The following year we were introduced to a very different “love song”, J. Alfred Prufrock’s lament not so much over a broken heart as a broken spirit, hovering doom-laden over this workaday dilettante's coffee-spooning civilities, trapped in this urban limbic un-epically dyspeptic wasteland. At the same time D.H> Lawrence emerged into my literary canon, blood-red balls of fire pulsing in his verbal loins. requited and unrequited passions, both of which demanded feverish re-assessments of our more primitive urges. He seemed to be the peach poor old Prufrock didn’t dare to gobble on. I began to suspect it wasn’t love I was looking for it was passion, a fuller spectrum complexity of human-being.

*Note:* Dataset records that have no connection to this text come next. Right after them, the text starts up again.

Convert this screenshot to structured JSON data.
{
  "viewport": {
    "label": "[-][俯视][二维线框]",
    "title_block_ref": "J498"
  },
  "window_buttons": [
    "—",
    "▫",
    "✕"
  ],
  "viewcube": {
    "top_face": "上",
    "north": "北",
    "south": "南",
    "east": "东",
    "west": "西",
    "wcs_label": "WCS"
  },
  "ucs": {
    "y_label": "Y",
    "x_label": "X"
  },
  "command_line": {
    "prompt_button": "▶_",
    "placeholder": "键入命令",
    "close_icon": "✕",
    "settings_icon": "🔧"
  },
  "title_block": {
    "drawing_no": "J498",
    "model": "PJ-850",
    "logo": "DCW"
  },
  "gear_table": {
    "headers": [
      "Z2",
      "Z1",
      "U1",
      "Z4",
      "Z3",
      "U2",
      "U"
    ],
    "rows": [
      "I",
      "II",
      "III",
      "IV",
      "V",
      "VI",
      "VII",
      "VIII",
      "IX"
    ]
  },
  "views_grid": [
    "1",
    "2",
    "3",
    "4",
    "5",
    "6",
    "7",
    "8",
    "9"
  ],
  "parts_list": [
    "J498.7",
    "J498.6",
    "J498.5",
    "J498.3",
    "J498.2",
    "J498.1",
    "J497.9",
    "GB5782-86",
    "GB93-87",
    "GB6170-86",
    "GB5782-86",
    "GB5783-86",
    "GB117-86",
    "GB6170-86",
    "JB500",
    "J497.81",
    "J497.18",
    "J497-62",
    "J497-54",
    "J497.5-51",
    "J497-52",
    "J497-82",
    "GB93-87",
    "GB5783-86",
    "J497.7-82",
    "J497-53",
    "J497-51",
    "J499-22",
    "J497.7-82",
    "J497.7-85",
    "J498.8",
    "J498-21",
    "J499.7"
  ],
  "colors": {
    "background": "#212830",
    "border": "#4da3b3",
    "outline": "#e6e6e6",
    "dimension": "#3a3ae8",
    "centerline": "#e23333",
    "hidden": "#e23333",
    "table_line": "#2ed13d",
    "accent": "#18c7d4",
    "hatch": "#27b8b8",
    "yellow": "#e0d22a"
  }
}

So I became even more over-wroughtly overwritten, with a compulsion that nobody should ever fully understand me, I was too profound for words. A few hits of “Finnegan’s Wake” I was soon spouting rhythmically surreal verbal compoundings that would baffle even Abbot and Costello! Fortunately or unfortunately I was confirmed in my path of perplexity when my English teacher awarded me first prize for a poem in the school-magazine, then asked me if I could tell her what it meant. One night in a youthful flush of enthusiasm I recited one of my least comprehensible opuses to me dad, who told me “any idiot could write that!” I challenged him to do it himself, he replied that he wasn’t an idiot! But what did he know about passion!?? I guess I’ll never know, cause he never tried to put it into words.

I was 25-years’ old, living in Balham, South London, sharing a house with five others, tending bar at a local pub for rent, food and pocket-money. One of the housemates took us all to see an actress-friend of hers in a new play in North London. I remember little about the play other than there was no discernible plot, no set, no props and “experimentally” scatological dialogue. But I have a vivid memory of the small black-box space and the un-anticipated proximity of the actors. Having been raised only on the conventional proscenium, curtain-up-down, determinedly picturesque backdrops of provincial Shakespeare, Oklahomas or Christmas pantomime spin-offs, that experience had a profound influence on me, Inspired me to explore the “London Fringe” further. I wandered alone through countless low-budget hit-or-miss theatrical adventurings.. Till one night I finished up as one of only five members of an audience in the back-room floor-space of an Art gallery in the Elephant and Castle area of South London. Three actors manipulating their own props as needed, barely three feet away from me, oblivious to the audience or dearth of it, proceeded to suspend my disbelief beyond anything I’d ever thought possible. I was mesmerized. It was magical. Transformed my perception of what live theatre truly could and should yet so frequently (in my opinion) fails to be. Intimate, committed and originating itself at the same moment it is re-discovering itself.